Ontslag op staande voet De vennootschap 1 heeft ook grieven gericht tegen het oordeel van de kantonrechter dat erop neerkomt dat het ontslag op staande voet niet rechtsgeldig is gegeven. Het hof verenigt zich met dit oordeel. Het hof merkt allereerst op dat de ontslagbrief zware beschuldigingen bevat. Het hof onderschrijft de opmerking van de kantonrechter dat de vennootschap 1 deze beschuldigingen niet hard heeft gemaakt en lichtvaardig heeft geuit. Voorts hebben de door de vennootschap 1 genoemde feiten onder meer betrekking op de tender voor de gemeente Maastricht. Daarvan heeft het hof reeds geoordeeld dat werknemer geen verwijt kan worden gemaakt. Ook wordt in de ontslagbrief het delen van geheime informatie genoemd. Daarover wordt door het hof overwogen dat geen schending van het geheimhoudingsbeding kan worden vastgesteld. Vervolgens bespreekt het hof nog een aantal gebeurtenissen. Zoals uit het voorgaande al volgt, zijn de verwijten (merendeels) terug te voeren op, of ingegeven door, de tegengestelde financiële en/of zakelijke belangen van werknemer en de vennootschap 4 en de incompatibilité des humeurs van werknemer en algemeen directeur. Mede in aanmerking genomen de duur van het dienstverband (sinds 2000), de positie van werknemer bij de vennootschap 1 en de zeer ingrijpende gevolgen van het ontslag voor werknemer, is het hof al met al van oordeel dat de vennootschap 1 niet tot ontslag op staande voet had mogen overgaan op 18 oktober 2016. Daarbij weegt mee dat de vennootschap 1 deze beslissing heeft genomen zonder eerst de zienswijze van werknemer te vernemen.

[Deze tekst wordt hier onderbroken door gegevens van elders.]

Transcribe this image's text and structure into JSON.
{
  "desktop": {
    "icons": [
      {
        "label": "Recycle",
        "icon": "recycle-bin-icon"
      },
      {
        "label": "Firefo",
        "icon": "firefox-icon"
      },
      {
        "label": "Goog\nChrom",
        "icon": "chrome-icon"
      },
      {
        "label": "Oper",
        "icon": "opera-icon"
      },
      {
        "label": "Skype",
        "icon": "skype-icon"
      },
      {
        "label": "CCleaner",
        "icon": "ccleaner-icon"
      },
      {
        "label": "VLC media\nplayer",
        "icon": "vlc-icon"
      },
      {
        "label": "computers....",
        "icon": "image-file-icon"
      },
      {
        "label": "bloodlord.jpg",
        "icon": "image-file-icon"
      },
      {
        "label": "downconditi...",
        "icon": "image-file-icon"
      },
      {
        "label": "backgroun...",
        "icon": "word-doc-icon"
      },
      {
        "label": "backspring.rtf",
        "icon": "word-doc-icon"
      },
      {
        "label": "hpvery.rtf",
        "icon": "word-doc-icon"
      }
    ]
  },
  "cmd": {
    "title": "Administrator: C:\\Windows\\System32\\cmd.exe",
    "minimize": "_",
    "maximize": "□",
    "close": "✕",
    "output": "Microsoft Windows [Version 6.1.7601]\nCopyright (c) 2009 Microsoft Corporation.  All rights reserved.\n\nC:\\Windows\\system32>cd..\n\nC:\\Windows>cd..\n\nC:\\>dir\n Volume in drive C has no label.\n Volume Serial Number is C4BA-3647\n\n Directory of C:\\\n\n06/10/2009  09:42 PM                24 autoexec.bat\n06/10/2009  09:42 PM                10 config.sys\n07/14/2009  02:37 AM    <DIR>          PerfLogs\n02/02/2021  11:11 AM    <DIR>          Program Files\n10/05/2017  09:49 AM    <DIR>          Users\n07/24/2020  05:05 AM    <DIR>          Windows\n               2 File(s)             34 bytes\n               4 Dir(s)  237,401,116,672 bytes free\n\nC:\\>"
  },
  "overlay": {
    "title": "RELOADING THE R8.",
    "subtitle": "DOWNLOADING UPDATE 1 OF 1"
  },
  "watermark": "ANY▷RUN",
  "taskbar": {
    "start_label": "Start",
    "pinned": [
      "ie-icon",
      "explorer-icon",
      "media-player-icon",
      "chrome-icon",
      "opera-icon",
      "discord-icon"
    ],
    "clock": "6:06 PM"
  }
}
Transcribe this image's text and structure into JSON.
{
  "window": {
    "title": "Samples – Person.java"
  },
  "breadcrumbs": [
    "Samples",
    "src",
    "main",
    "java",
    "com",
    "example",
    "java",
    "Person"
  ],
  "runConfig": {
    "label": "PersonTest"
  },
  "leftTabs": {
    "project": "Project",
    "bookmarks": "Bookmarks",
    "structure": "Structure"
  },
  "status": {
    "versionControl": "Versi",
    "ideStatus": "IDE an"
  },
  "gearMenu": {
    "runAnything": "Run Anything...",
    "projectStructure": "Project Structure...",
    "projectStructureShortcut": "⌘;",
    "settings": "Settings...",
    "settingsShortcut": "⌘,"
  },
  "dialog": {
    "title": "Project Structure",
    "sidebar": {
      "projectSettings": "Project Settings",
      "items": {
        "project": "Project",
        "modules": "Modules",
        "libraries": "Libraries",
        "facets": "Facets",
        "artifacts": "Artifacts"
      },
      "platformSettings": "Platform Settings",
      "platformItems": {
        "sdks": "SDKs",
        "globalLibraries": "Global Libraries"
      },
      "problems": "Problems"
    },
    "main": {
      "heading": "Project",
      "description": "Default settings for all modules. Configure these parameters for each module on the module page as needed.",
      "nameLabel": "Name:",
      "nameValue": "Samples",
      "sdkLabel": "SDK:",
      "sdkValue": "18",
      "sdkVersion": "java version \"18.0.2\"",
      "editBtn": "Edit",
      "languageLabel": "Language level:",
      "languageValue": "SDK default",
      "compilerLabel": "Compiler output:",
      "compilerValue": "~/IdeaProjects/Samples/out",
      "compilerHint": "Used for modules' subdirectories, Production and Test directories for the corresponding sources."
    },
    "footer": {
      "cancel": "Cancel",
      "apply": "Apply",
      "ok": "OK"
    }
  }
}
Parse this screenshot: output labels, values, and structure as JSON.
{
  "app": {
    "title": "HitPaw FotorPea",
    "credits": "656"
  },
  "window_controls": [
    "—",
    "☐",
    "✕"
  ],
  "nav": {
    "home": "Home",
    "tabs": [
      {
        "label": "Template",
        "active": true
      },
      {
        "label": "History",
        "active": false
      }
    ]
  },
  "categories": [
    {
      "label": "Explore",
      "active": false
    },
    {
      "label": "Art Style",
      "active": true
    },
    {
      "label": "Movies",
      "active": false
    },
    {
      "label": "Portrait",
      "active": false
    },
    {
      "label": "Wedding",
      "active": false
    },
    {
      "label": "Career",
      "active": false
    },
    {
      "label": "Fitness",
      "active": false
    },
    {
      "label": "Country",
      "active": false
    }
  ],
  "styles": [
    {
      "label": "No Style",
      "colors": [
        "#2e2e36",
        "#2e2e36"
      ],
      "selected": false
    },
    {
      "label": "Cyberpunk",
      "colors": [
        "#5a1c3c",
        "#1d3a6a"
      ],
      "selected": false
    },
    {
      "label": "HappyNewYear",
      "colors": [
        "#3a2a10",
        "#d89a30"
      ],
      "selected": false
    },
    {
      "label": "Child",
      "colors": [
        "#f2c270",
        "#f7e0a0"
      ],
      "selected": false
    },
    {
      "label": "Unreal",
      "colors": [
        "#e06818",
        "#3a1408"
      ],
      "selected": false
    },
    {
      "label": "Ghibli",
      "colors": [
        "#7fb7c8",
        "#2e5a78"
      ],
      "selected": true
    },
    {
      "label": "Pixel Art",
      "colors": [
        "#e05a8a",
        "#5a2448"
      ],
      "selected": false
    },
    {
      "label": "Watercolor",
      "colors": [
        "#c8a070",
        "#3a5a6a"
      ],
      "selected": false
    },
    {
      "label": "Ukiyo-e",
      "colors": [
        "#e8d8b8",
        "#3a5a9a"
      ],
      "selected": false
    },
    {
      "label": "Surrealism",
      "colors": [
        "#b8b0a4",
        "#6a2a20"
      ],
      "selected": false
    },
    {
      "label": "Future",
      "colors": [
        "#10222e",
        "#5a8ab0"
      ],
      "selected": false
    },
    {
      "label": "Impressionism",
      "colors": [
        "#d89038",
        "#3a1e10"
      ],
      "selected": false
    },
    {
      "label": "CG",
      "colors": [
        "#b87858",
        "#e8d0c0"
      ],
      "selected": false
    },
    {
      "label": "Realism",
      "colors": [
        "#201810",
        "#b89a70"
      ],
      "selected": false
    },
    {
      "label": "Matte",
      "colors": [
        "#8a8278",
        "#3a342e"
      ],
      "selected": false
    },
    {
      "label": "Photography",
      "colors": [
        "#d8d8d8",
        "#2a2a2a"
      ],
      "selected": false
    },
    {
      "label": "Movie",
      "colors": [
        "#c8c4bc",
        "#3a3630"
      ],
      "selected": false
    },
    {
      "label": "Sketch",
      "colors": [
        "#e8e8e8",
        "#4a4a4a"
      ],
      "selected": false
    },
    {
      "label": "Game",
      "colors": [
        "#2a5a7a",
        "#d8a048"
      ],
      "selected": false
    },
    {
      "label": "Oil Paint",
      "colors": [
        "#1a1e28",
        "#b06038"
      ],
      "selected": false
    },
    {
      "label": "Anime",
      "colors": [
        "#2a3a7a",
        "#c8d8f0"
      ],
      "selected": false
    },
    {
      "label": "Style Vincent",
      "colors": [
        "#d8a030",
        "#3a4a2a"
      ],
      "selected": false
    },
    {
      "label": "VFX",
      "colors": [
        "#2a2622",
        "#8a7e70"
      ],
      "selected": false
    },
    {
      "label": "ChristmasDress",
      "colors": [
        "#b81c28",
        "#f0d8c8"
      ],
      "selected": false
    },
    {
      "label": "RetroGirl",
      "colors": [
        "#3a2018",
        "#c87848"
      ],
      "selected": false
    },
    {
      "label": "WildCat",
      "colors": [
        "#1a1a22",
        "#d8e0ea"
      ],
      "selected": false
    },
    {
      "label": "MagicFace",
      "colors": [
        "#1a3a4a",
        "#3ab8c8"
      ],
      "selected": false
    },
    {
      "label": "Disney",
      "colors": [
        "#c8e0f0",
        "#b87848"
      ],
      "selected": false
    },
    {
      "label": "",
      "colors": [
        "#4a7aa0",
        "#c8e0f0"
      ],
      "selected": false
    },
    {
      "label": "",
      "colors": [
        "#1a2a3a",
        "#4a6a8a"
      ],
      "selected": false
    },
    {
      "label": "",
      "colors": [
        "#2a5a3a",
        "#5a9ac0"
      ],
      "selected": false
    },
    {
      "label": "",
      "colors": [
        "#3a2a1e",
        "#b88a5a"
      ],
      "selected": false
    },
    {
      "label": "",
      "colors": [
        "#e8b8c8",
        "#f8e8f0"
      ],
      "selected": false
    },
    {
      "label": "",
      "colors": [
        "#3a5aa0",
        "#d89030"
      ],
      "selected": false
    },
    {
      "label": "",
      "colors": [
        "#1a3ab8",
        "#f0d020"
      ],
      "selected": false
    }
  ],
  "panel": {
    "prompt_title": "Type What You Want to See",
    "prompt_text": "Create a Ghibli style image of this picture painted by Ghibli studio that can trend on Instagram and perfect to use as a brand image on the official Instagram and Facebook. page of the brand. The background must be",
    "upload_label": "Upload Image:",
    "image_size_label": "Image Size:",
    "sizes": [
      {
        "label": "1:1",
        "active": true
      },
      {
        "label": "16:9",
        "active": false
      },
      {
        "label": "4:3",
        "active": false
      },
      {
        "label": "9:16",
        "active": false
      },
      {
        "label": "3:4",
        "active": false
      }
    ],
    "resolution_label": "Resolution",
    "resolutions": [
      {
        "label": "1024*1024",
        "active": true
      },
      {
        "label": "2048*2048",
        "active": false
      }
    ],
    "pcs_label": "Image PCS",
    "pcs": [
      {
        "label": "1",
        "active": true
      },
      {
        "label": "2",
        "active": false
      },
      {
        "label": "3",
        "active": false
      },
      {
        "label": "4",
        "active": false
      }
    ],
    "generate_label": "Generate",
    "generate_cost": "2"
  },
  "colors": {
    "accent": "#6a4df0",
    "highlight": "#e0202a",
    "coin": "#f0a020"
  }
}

Verzoeken werknemer Werknemer heeft in plaats van de transitievergoeding gekozen voor de contractuele vergoeding, als bedoeld in artikel 9 van de arbeidsovereenkomst. Met toepassing van de Haviltex-maatstaf is het hof van oordeel dat werknemer inderdaad aanspraak kan maken op deze vergoeding. Aan het beroep op onvoorziene omstandigheden (art. 6:258 BW) en/of de beperkende werking van de redelijkheid en billijkheid (art. 6:248 BW) van de vennootschap 1 gaat het hof voorbij. Voor een geval als het onderhavige geldt immers het Besluit overgangsrecht transitievergoeding. Het hof zal een bedrag van € 219.827,52 bruto toewijzen. Voorts is het hof van oordeel dat werknemer recht heeft op een billijke vergoeding ex artikel 7:671b lid 8 onderdeel c BW. Het hof acht het feit dat de vennootschap 1 werknemer op staande voet heeft ontslagen, alsmede de wijze waarop zij dit heeft gedaan ernstig verwijtbaar. De vennootschap 1 heeft hiermee een onwerkbare situatie in het leven geroepen. Van de vennootschap 1 had mogen worden verwacht dat zij met werknemer in overleg was getreden over de ontvlechting van hun afzonderlijke belangen en een oplossing voor hun situatie met minder vergaande gevolgen/schade. Daar zou enige tijd mee gemoeid zijn, in welke periode werknemer nog salaris zou hebben ontvangen. Deze periode schat het hof op ruim een halfjaar. Mede gelet op de hoogte van het salaris, en de hiervoor besproken verwijtbaarheid, zal het hof een billijke vergoeding van € 100.000 bruto toekennen, waarbij het hof heeft onderkend dat aan werknemer ook een contractuele vergoeding toekomt.